Это изумительно! Я полагаю, что ты предстал перед мадемуазель Солини
и с вежливым поклоном спросил: "Мадемуазель, будьте любезны сообщить мне, не вы ли убийца?" А когда она сказала, что нет, ты ей поверил.
Стеттон, ты хуже ребенка. Ты слабоумный! Если имеется...
- Остановись! - прервал его Стеттон. - Возможно, я не так уж глуп, как ты думаешь. Я не кланялся леди, как ты предположил, и не спрашивал,
не убийца ли она. Я говорил с ней об этом за четверть часа до того, как она хоть что-то узнала о том, к чему я клоню.

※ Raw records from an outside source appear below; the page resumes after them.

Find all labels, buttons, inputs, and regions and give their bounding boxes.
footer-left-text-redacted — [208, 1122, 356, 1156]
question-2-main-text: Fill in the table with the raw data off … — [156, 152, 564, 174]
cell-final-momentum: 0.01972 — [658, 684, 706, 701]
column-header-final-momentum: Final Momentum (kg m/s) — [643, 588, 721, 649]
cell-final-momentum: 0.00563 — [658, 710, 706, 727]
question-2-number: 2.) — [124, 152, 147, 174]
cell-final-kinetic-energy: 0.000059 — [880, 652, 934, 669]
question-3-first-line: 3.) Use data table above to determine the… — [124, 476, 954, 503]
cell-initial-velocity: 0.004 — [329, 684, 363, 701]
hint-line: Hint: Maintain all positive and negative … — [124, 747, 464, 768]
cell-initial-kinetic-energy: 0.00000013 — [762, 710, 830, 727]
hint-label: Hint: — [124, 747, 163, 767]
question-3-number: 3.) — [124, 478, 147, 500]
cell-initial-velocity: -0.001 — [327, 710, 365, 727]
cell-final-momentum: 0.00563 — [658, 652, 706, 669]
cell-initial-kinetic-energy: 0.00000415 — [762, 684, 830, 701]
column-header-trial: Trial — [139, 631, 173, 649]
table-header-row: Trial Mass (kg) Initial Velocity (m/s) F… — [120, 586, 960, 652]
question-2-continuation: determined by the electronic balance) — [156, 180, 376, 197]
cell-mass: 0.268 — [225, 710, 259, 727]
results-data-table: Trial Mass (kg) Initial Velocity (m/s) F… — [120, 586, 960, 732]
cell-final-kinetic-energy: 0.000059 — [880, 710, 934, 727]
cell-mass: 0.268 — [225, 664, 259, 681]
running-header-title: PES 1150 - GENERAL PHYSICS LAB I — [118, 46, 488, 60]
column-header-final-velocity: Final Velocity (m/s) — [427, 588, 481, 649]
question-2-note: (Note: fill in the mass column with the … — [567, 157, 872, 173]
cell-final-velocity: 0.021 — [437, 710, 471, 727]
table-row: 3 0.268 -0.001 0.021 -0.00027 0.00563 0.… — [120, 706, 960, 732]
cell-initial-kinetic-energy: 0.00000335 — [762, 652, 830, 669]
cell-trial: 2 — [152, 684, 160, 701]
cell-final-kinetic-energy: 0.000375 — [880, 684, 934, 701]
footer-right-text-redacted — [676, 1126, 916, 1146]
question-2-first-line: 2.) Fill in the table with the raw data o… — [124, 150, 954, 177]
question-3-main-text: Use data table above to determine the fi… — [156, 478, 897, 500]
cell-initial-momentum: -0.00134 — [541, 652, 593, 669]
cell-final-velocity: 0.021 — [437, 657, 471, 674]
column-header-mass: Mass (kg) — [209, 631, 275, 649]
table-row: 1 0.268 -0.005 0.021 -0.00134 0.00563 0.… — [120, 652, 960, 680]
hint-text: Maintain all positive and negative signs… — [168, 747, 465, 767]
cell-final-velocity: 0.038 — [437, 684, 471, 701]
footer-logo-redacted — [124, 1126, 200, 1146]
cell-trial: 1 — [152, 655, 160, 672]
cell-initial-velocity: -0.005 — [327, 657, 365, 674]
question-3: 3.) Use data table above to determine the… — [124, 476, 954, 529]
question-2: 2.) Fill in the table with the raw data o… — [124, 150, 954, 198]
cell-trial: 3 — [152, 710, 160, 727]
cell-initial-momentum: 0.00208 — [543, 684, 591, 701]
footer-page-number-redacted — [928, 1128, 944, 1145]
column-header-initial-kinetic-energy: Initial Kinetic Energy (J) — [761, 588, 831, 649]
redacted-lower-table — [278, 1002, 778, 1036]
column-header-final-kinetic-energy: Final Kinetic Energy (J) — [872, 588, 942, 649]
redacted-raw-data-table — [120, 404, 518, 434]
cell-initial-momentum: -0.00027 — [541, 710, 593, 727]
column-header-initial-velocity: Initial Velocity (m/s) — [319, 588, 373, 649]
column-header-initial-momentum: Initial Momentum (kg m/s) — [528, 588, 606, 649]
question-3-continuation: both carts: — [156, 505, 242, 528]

- Ну, это не аргумент, - решительным тоном сказал Науманн. - Это дело полиции.
- Ничего подобного, - твердо сказал Стеттон, - и ты это знаешь.
Науманн скептически смотрел на него:
- Ты хочешь сказать, что не намерен никому ничего говорить? Что бы это ни было?
- Я - нет.
- Тогда это сделаю я.
- Нет, не сделаешь. Ты дал мне слово молчать.
- Тьфу, пропасть! Но почему, если мы...
Стеттон прервал его:
- Подожди минуту. Если даже представить себе, что Алина виновата, какой смысл сообщать об этом полиции? Где твои доказательства? Шаво умер.
Возможно, вообще не следует связывать ее с этим.
- Но он же сказал тебе...
- Сущий бред. Никто не поверит этим словам без заслуживающих доверия доказательств.
Эта истина была так очевидна, что Науманн был вынужден согласиться. Тем не менее он продолжал подыскивать аргументы в пользу того, что они
обязаны очистить имя Шаво от того отвратительного пятна, которое в результате легло на него. Стеттон, однако, продолжал настаивать на своем
убеждении в невиновности мадемуазель Солини.
Науманн раздражался все больше, американец упрямился, их полемика стала выглядеть так, будто Стеттону вскоре предстоит еще одна дуэль. Но
оба постепенно остыли, и, когда часом позже дипломат собрался уходить, молодые люди тепло потрясли руки друг друга и расстались, оставшись
друзьями.
Науманн, покинув отель, пошел в миссию, где он ожидал получить, и получил, строгий выговор за то, что имел неосторожность впутаться в такую
отвратительную историю, как дуэль и смерть этого Шаво.
- Для меня стало весьма неприятным сюрпризом, - так выразился барон фон Кранц, неодобрительно глядя из-под густых бровей, - что вы проявили
такую неосмотрительность. Вы же отлично знаете, что мы и так уже впали в немилость в Маризи, и должны соблюдать все меры предосторожности, чтобы
не давать пищи такому к себе отношению. И я еще не решил, следует ли мне доложить об этом в Берлин.
Науманн добрел до своего стола и набросился на кипу бумаг, которая накопилась за время его двухдневного отсутствия. Хотя, по правде
сказать, "набросился" - не самое удачное определение, поскольку мысли его витали где-то далеко, что, впрочем, продолжалось уже больше месяца.
Он думал о милом девичьем личике, смеющихся черных глазах и блестящих каштановых локонах, но в его мысли самовольно вторгалась и другая
картина - дивной красоты женщина, чьи глаза не умели улыбаться, обладавшая дьявольской хитростью и таким же бесстыдством.
Его интерес к Виви, часто говорил он себе, не более чем романтика; он просто чувствует жалость к ней оттого, что она имела несчастье
угодить в объятия мадемуазель Солини.